My problem is that most pax cant shut the door hard enough. I have a Jeep Wrangler. The doors themselves weigh pretty much nothing. It takes a little to shut them where as a typical car door weighs quite a bit and just a little bit will get it shut completely. I have to tell several to close the door again. Other wise, te damned Jeep will ding after every stop and start at lights and stop signs and the dome never goes out. 

Of all the vehicles Ive owned over the last 22 years of driving, ive never had a single window motor go bad, never had a window jump track, no bushing issues and not one broken window. Not sure what you guys are driving these days.


----------



## Coachman (Sep 22, 2015)

Imchasinyou said:


> My problem is that most pax cant shut the door hard enough.


I've got the same problem. I drive a PT Cruiser and it takes a good push to shut the back doors. Usually a pax will know when they don't get it shut and come back for a second try. But often enough I've got to get out and shut the door myself after the pax walks off.


----------



## Rich2nyce (Jan 25, 2016)

most pax are used to heavier doors, ie pickup trucks and suvs. this is why they slam the door. I'll mention it if they ask how's uber treating me, if not i'll still mention before getting to there destination.... "looks like we're almost there, do me a favor the doors are very light, try not to slam please" usually works for the most part


----------



## lyft_audi (Mar 3, 2016)

This is one of my HUGE pet peeves... I hate when people slam my doors.

My rear doors are very light and very short, ppl like to fling em open so the hit their limiters and bounce on the hinge and they like to slam it as though they are doors on a friggin' tank.

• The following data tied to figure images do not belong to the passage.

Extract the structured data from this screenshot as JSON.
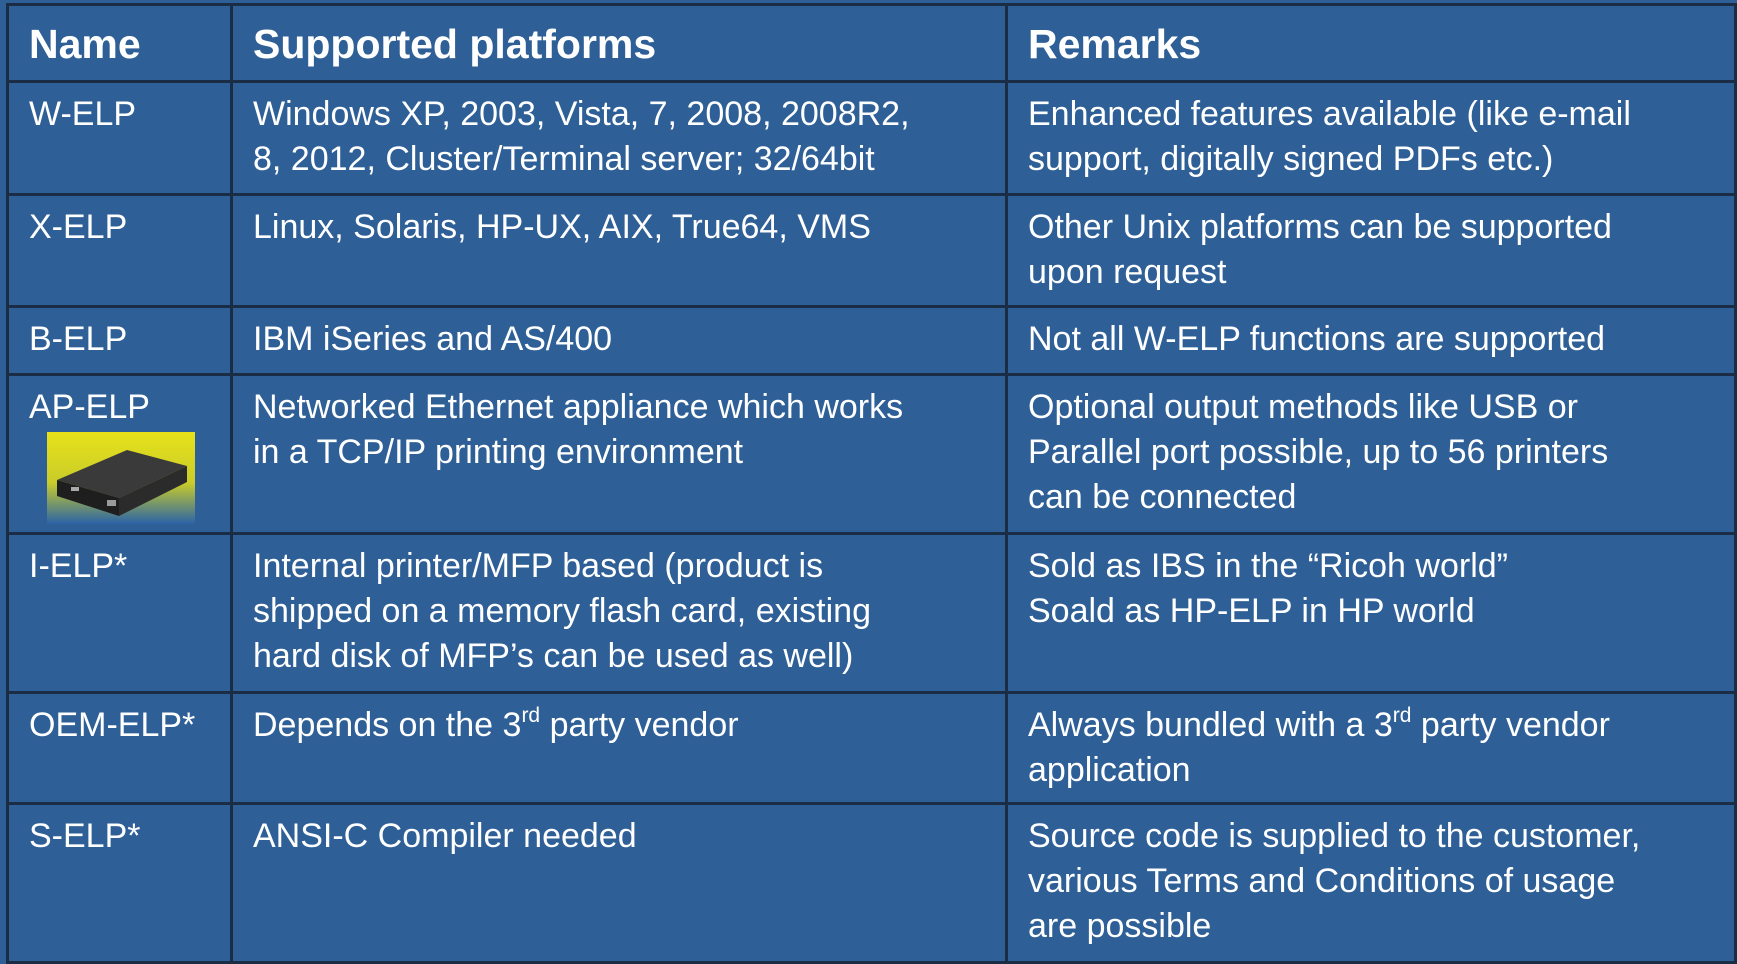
{
  "table": {
    "header": [
      "Name",
      "Supported platforms",
      "Remarks"
    ],
    "rows": [
      [
        [
          "W-ELP"
        ],
        [
          "Windows XP, 2003, Vista, 7, 2008, 2008R2,",
          "8, 2012, Cluster/Terminal server; 32/64bit"
        ],
        [
          "Enhanced features available (like e-mail",
          "support, digitally signed PDFs etc.)"
        ]
      ],
      [
        [
          "X-ELP"
        ],
        [
          "Linux, Solaris, HP-UX, AIX, True64, VMS"
        ],
        [
          "Other Unix platforms can be supported",
          "upon request"
        ]
      ],
      [
        [
          "B-ELP"
        ],
        [
          "IBM iSeries and AS/400"
        ],
        [
          "Not all W-ELP functions are supported"
        ]
      ],
      [
        [
          "AP-ELP"
        ],
        [
          "Networked Ethernet appliance which works",
          "in a TCP/IP printing environment"
        ],
        [
          "Optional output methods like USB or",
          "Parallel port possible, up to 56 printers",
          "can be connected"
        ]
      ],
      [
        [
          "I-ELP*"
        ],
        [
          "Internal printer/MFP based (product is",
          "shipped on a memory flash card, existing",
          "hard disk of MFP’s can be used as well)"
        ],
        [
          "Sold as IBS in the “Ricoh world”",
          "Soald as HP-ELP in HP world"
        ]
      ],
      [
        [
          "OEM-ELP*"
        ],
        [
          [
            "Depends on the 3",
            "rd",
            " party vendor"
          ]
        ],
        [
          [
            "Always bundled with a 3",
            "rd",
            " party vendor"
          ],
          "application"
        ]
      ],
      [
        [
          "S-ELP*"
        ],
        [
          "ANSI-C Compiler needed"
        ],
        [
          "Source code is supplied to the customer,",
          "various Terms and Conditions of usage",
          "are possible"
        ]
      ]
    ]
  }
}
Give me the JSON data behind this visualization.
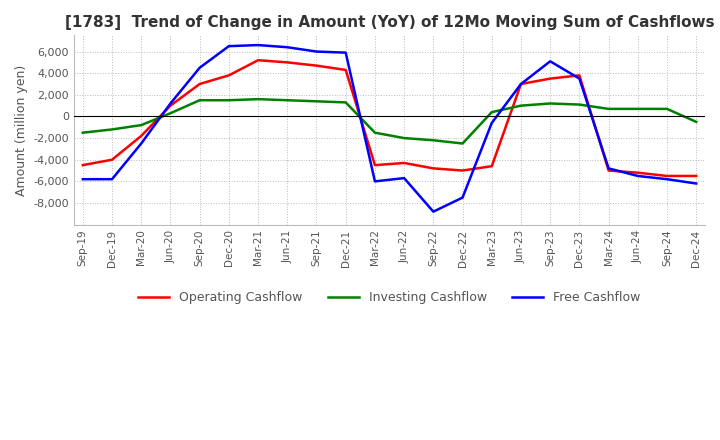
{
  "title": "[1783]  Trend of Change in Amount (YoY) of 12Mo Moving Sum of Cashflows",
  "ylabel": "Amount (million yen)",
  "x_labels": [
    "Sep-19",
    "Dec-19",
    "Mar-20",
    "Jun-20",
    "Sep-20",
    "Dec-20",
    "Mar-21",
    "Jun-21",
    "Sep-21",
    "Dec-21",
    "Mar-22",
    "Jun-22",
    "Sep-22",
    "Dec-22",
    "Mar-23",
    "Jun-23",
    "Sep-23",
    "Dec-23",
    "Mar-24",
    "Jun-24",
    "Sep-24",
    "Dec-24"
  ],
  "operating": [
    -4500,
    -4000,
    -1800,
    1000,
    3000,
    3800,
    5200,
    5000,
    4700,
    4300,
    -4500,
    -4300,
    -4800,
    -5000,
    -4600,
    3000,
    3500,
    3800,
    -5000,
    -5200,
    -5500,
    -5500
  ],
  "investing": [
    -1500,
    -1200,
    -800,
    300,
    1500,
    1500,
    1600,
    1500,
    1400,
    1300,
    -1500,
    -2000,
    -2200,
    -2500,
    400,
    1000,
    1200,
    1100,
    700,
    700,
    700,
    -500
  ],
  "free": [
    -5800,
    -5800,
    -2500,
    1200,
    4500,
    6500,
    6600,
    6400,
    6000,
    5900,
    -6000,
    -5700,
    -8800,
    -7500,
    -600,
    3000,
    5100,
    3500,
    -4800,
    -5500,
    -5800,
    -6200
  ],
  "op_color": "#ff0000",
  "inv_color": "#008000",
  "free_color": "#0000ff",
  "ylim": [
    -10000,
    7500
  ],
  "yticks": [
    -8000,
    -6000,
    -4000,
    -2000,
    0,
    2000,
    4000,
    6000
  ],
  "legend_labels": [
    "Operating Cashflow",
    "Investing Cashflow",
    "Free Cashflow"
  ],
  "background_color": "#ffffff",
  "grid_color": "#bbbbbb"
}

I'm gonna start 1 starring these ppl from now on...


----------



## UberMeansSuper (Aug 3, 2015)

Nothing you can do. Pax will be pax.


----------



## Uber-Doober (Dec 16, 2014)

I hate door slammers.... not so much with my assigned vehicle but with my personal cars. 
Another peeve I have is with people that close the door with the palm of their hand on the glass.


----------